High quality proteins contain all of the amino acids in their correct ratios for growth and metabolism. In this regard 20 to 25 grams of high quality protein contains around 8 to 10 grams of essential amino acids. Some of these essential amino acids are the branched chain amino acids, which are pivotal in stimulating muscle growth. Consuming high quality protein post-exercise is known to cause skeletal muscle hypertrophy, by stimulation of the mammalian target of rapamycin (mTOR) signal pathway. However, it is unclear as to the best source of protein for this purpose. Whey protein contains a high concentration of branched chain amino acids, and is rapidly absorbed, but the speed of absorption causes the plasma amino acid concentrations to return to baseline within 2 to 3 hours. In contrast, more slowly digested proteins such as casein produce a more prolonged rise in plasma amino acids that can remain elevated for around 6 hours. Soy protein is considered to have an intermediate rate of digestion between whey and casein.
Researchers have investigated the ability of high quality proteins to stimulate mTOR as a marker of skeletal muscle growth. For example in one study, researchers fed healthy human subjects either 19 grams as a protein blend or 18 grams of whey protein following intense leg resistance training1. The protein blend contained 50 % of its protein from sodium caseinate, 25 % from whey protein isolate and 25 % from soy protein isolate. Both proteins contained around 9 grams of essential amino acids. As has been shown previously, the whey protein resulted in a larger and earlier post-exercise rise in plasma branched chain amino acids. In contrast, the protein blend caused a slower and more gradual increase in plasma levels of branched chain amino acids, but these levels remained elevated for longer. The skeletal muscle fractional synthetic rate was similar for both the whey protein and the protein blend, but the protein blend sustained the fractional synthetic rate for longer. The mTOR signally increased to a similar amount in both groups.

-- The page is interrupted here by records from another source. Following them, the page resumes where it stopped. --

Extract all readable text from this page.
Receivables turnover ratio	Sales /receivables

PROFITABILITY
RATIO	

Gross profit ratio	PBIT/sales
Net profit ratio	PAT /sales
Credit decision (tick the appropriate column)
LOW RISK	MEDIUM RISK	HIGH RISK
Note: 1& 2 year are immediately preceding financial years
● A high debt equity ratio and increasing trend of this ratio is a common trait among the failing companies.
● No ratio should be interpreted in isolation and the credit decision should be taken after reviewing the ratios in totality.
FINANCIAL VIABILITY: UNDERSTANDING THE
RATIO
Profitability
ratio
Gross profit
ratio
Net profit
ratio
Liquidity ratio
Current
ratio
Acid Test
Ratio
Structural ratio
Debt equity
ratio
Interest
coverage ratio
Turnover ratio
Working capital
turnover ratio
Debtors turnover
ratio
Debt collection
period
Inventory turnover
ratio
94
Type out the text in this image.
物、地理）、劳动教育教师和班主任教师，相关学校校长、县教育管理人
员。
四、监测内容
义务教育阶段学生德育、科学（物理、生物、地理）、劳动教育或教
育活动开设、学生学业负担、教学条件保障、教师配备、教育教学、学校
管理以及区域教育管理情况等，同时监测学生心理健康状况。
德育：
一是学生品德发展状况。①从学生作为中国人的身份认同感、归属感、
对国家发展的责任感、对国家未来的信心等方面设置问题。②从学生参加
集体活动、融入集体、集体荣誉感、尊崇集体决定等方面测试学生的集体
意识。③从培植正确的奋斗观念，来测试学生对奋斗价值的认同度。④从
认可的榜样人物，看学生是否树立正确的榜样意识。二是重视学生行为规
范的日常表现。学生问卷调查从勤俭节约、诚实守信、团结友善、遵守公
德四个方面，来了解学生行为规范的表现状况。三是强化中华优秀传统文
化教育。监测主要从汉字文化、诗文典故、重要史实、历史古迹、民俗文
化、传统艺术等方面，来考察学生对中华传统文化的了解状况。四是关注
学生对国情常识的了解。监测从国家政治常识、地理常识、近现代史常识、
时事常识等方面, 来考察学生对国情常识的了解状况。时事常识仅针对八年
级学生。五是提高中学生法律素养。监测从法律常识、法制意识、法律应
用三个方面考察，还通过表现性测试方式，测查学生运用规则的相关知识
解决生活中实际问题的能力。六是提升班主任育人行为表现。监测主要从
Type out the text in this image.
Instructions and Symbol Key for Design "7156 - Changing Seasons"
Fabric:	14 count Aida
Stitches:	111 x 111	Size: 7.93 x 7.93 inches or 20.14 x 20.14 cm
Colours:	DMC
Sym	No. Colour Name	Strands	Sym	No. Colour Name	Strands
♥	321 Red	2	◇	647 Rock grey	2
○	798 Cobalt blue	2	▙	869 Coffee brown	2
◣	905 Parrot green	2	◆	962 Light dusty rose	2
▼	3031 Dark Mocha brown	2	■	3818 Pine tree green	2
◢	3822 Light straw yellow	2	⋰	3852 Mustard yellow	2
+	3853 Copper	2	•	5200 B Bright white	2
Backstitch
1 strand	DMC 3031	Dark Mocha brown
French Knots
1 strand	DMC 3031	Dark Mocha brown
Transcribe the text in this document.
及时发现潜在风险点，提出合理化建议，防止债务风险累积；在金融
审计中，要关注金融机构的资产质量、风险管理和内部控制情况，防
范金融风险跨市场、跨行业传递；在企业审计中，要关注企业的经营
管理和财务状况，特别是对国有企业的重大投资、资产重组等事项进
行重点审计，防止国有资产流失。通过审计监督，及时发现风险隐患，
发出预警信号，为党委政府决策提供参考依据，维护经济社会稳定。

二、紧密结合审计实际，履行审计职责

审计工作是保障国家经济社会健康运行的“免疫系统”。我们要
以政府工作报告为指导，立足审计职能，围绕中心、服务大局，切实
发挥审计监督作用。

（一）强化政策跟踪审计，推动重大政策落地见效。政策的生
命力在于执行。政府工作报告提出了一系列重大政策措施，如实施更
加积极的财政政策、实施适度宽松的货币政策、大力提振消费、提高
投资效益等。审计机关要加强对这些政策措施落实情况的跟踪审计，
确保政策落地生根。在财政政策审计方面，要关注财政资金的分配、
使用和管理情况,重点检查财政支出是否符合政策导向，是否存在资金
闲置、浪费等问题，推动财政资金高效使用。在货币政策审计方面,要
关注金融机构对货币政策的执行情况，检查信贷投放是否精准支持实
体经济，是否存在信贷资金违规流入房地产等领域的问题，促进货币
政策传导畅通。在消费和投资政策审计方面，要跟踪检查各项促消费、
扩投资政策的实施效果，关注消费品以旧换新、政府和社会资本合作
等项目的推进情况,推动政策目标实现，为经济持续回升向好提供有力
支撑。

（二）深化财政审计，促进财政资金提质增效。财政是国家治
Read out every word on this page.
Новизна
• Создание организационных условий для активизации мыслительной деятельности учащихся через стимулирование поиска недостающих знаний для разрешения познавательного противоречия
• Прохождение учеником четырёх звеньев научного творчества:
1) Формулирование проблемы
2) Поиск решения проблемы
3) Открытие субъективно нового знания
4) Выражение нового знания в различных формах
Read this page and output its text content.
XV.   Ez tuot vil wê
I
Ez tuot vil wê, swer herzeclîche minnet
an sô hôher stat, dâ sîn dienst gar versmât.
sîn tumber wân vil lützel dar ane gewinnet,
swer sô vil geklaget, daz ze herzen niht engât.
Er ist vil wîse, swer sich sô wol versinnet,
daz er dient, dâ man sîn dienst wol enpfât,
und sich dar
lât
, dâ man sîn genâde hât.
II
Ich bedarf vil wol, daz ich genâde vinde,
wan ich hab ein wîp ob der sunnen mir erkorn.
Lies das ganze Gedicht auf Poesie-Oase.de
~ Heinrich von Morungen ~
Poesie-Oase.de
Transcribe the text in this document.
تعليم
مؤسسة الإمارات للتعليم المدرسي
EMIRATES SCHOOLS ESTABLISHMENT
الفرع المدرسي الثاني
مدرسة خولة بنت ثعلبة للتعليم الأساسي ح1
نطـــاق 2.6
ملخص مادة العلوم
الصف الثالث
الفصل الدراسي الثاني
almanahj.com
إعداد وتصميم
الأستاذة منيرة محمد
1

These results support previous studies in that they show a muscle growth effect for post-exercise protein. In this regard whey protein is more rapidly absorbed that other forms of protein and this results in more rapid rises in plasma levels of amino acids. However, the actual stimulation of skeletal muscle growth may not be greater in whey protein as the rises in plasma amino acids are not sustained. Mixing several proteins with different characteristics provides a more consistent elevation of plasma amino acids which provides a similar stimulation of the fractional synthetic rate of skeletal muscle, but only the blend of proteins was able to elevate S6K1 phosphorylation in a prolonged way (S6K1 is a kinase thought to be involved in muscle building). Of course it could be argued that repeated ingestion of whey protein may offer a solution to its more rapid absorption and utilisation rates and this is common practice amongst strength athletes. Combination of whey protein with other food also delays its absorption and prolongs plasma levels of amino acids.